Despite the hundreds of millions ($300 million to be exact) the federal government devotes to this issue — up from $60 million in 2011 — the numbers continue to climb.
Some experts site multiple deployments in combat zones, something many veterans from previous conflicts didn’t have to endure, as one of the primary causes.
Others cite the bad economy and the perception that all veterans suffer from post-traumatic stress or some other form of mental health issue as reasons that are preventing Operation Enduring Freedom and Operation Iraqi Freedom veterans from landing jobs – which in turn drives veterans to the streets.
The VA stated “a lack of affordable housing has contributed to veteran homelessness.”
Arizona, which is one state that has claimed title to one out every five homeless individuals being veterans, has been combating homelessness through an approach called Housing First. They get veterans into housing first, then work on the issues – not the other way around, which tends to be the norm.
Providing veterans affordable housing has some merit. According to a recent article in the NY Times, “A 2009 analysis commissioned by the Los Angeles Homeless Services Authority, which handles the largest population of homeless veterans in the country, found that the monthly cost of housing and supportive services for one person was $605, while the public costs of a person living on the streets were roughly $2,900 a month.”
But one can only build and sustain so many houses – and how do you make a program like this work in the big cities where affordable housing really isn’t an option? These are just a couple of the questions being raised as the federal government issues grants to more than 300 community groups that target homeless veterans.

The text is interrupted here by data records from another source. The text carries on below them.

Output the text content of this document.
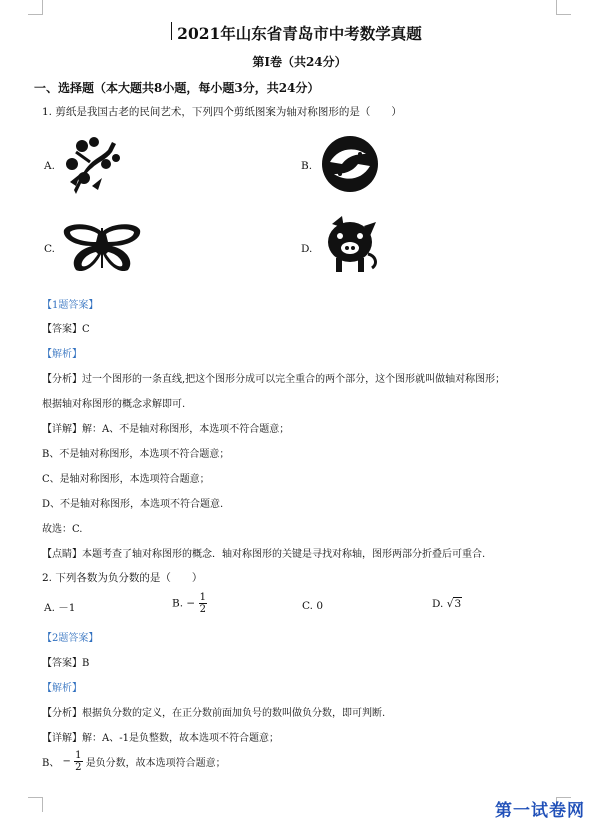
2021年山东省青岛市中考数学真题
第I卷（共24分）
一、选择题（本大题共8小题，每小题3分，共24分）
1. 剪纸是我国古老的民间艺术，下列四个剪纸图案为轴对称图形的是（　　）
A.	B.
C.	D.
【1题答案】
【答案】C
【解析】
【分析】过一个图形的一条直线,把这个图形分成可以完全重合的两个部分，这个图形就叫做轴对称图形；
根据轴对称图形的概念求解即可.
【详解】解：A、不是轴对称图形，本选项不符合题意；
B、不是轴对称图形，本选项不符合题意；
C、是轴对称图形，本选项符合题意；
D、不是轴对称图形，本选项不符合题意.
故选：C.
【点睛】本题考查了轴对称图形的概念．轴对称图形的关键是寻找对称轴，图形两部分折叠后可重合.
2. 下列各数为负分数的是（　　）
A. －1	B. − $\frac{1}{2}$	C. 0	D. √3
【2题答案】
【答案】B
【解析】
【分析】根据负分数的定义，在正分数前面加负号的数叫做负分数，即可判断.
【详解】解：A、-1是负整数，故本选项不符合题意；
B、 − $\frac{1}{2}$ 是负分数，故本选项符合题意；
第一试卷网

It is time to be proactive and not just reactive. Providing housing, mediation services to keep veterans in their homes, assistance with rent and utilities, child care and transportation all serve a purpose – but these are “reactive” services – and yes, I’ll admit, Operation Military Family Cares does provide “gap emergency funds” to our veterans when appropriate.
But the key – the ANSWER – is creating in the hearts and minds of our transitioning veterans a new sense of mission and purpose – an action plan tied with a support network – and you start months before transition making this happen. Not after transition.

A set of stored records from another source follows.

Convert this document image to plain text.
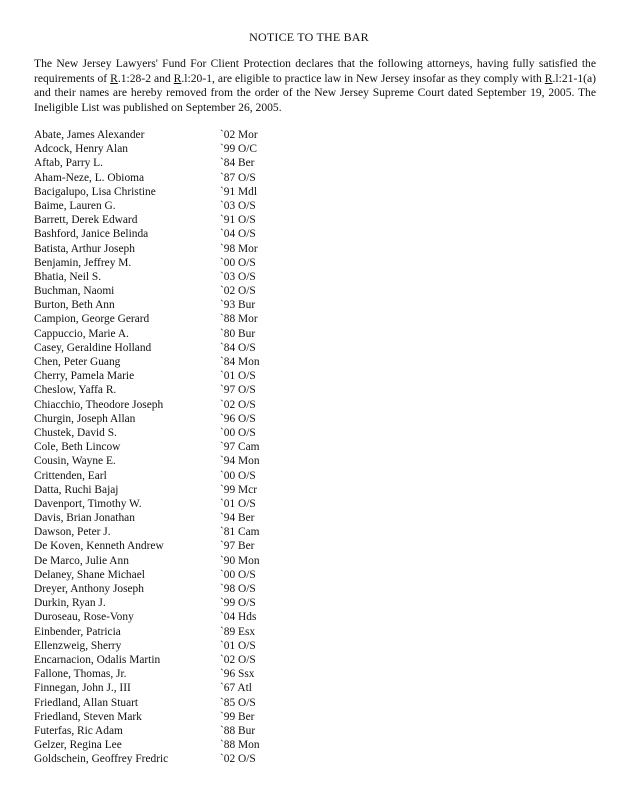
NOTICE TO THE BAR
The New Jersey Lawyers' Fund For Client Protection declares that the following attorneys, having fully satisfied the requirements of R.1:28-2 and R.l:20-1, are eligible to practice law in New Jersey insofar as they comply with R.l:21-1(a) and their names are hereby removed from the order of the New Jersey Supreme Court dated September 19, 2005. The Ineligible List was published on September 26, 2005.
Abate, James Alexander	`02 Mor
Adcock, Henry Alan	`99 O/C
Aftab, Parry L.	`84 Ber
Aham-Neze, L. Obioma	`87 O/S
Bacigalupo, Lisa Christine	`91 Mdl
Baime, Lauren G.	`03 O/S
Barrett, Derek Edward	`91 O/S
Bashford, Janice Belinda	`04 O/S
Batista, Arthur Joseph	`98 Mor
Benjamin, Jeffrey M.	`00 O/S
Bhatia, Neil S.	`03 O/S
Buchman, Naomi	`02 O/S
Burton, Beth Ann	`93 Bur
Campion, George Gerard	`88 Mor
Cappuccio, Marie A.	`80 Bur
Casey, Geraldine Holland	`84 O/S
Chen, Peter Guang	`84 Mon
Cherry, Pamela Marie	`01 O/S
Cheslow, Yaffa R.	`97 O/S
Chiacchio, Theodore Joseph	`02 O/S
Churgin, Joseph Allan	`96 O/S
Chustek, David S.	`00 O/S
Cole, Beth Lincow	`97 Cam
Cousin, Wayne E.	`94 Mon
Crittenden, Earl	`00 O/S
Datta, Ruchi Bajaj	`99 Mcr
Davenport, Timothy W.	`01 O/S
Davis, Brian Jonathan	`94 Ber
Dawson, Peter J.	`81 Cam
De Koven, Kenneth Andrew	`97 Ber
De Marco, Julie Ann	`90 Mon
Delaney, Shane Michael	`00 O/S
Dreyer, Anthony Joseph	`98 O/S
Durkin, Ryan J.	`99 O/S
Duroseau, Rose-Vony	`04 Hds
Einbender, Patricia	`89 Esx
Ellenzweig, Sherry	`01 O/S
Encarnacion, Odalis Martin	`02 O/S
Fallone, Thomas, Jr.	`96 Ssx
Finnegan, John J., III	`67 Atl
Friedland, Allan Stuart	`85 O/S
Friedland, Steven Mark	`99 Ber
Futerfas, Ric Adam	`88 Bur
Gelzer, Regina Lee	`88 Mon
Goldschein, Geoffrey Fredric	`02 O/S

Want to really solve homelessness? Start with a new sense of mission and purpose. I’m not discounting some of the mental health issues – but not all veterans face these issues. I’m talking about a tactical plan, not just strategic.

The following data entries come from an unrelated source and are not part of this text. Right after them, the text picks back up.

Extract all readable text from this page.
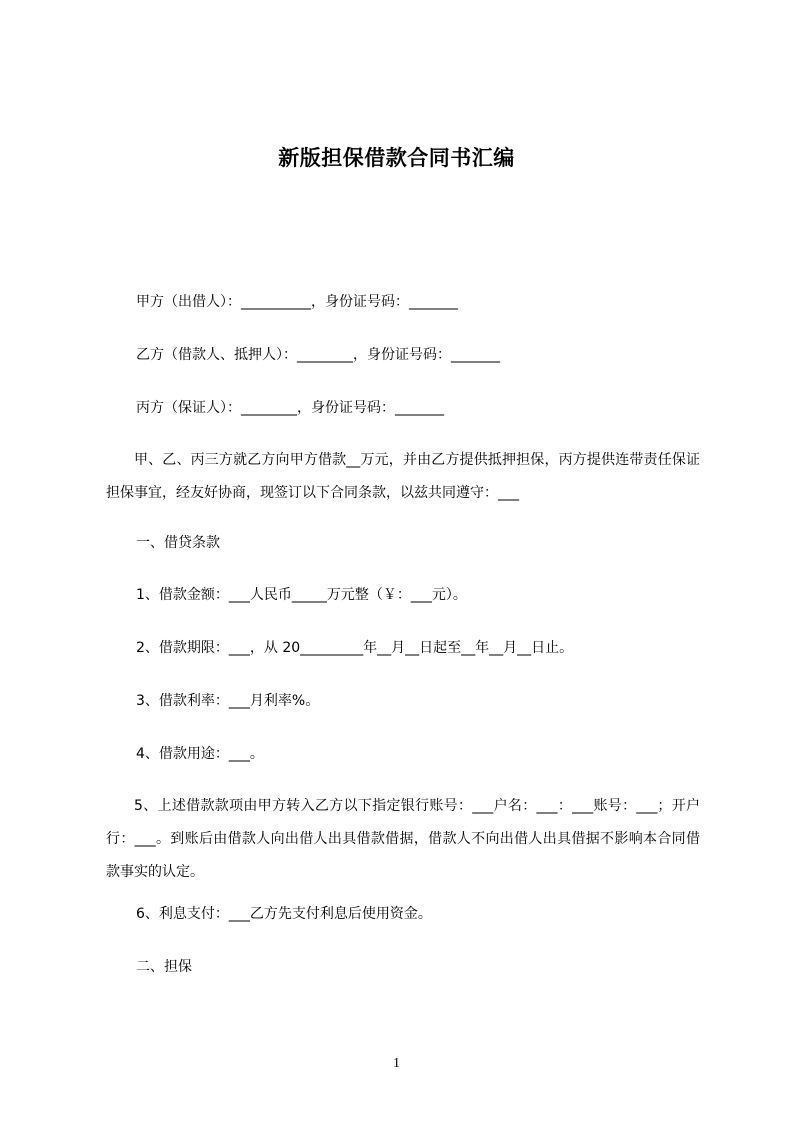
新版担保借款合同书汇编
甲方（出借人）：__________，身份证号码：_______
乙方（借款人、抵押人）：________，身份证号码：_______
丙方（保证人）：________，身份证号码：_______
甲、乙、丙三方就乙方向甲方借款__万元，并由乙方提供抵押担保，丙方提供连带责任保证担保事宜，经友好协商，现签订以下合同条款，以兹共同遵守：___
一、借贷条款
1、借款金额：___人民币_____万元整（￥：___元）。
2、借款期限：___，从 20_________年__月__日起至__年__月__日止。
3、借款利率：___月利率%。
4、借款用途：___。
5、上述借款款项由甲方转入乙方以下指定银行账号：___户名：___：___账号：___；开户行：___。到账后由借款人向出借人出具借款借据，借款人不向出借人出具借据不影响本合同借款事实的认定。
6、利息支付：___乙方先支付利息后使用资金。
二、担保
1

Bottom line: a previous president once said that “the best social program was a job.” True. And in addition, history has shown and proven that when the vision and purpose held by an individual is so big the circumstances don’t matter.
Let’s start with mission and purpose.
– By Michael Schindler
Michael Schindler, Navy veteran, and president of Edmonds-based Operation Military Family, is a guest writer for several national publications, author of the book “Operation Military Family” and “The Military Wire” blog. He is also a popular keynote and workshop speaker who reaches thousands of service members and their families every year through workshops and seminars that include “How to Battle-Ready Your Relationship” or “What Your Mother-in-Law Didn’t Tell You.” He received the 2010 Outstanding Patriotic Service Award from the Washington State Department of Veterans Affairs.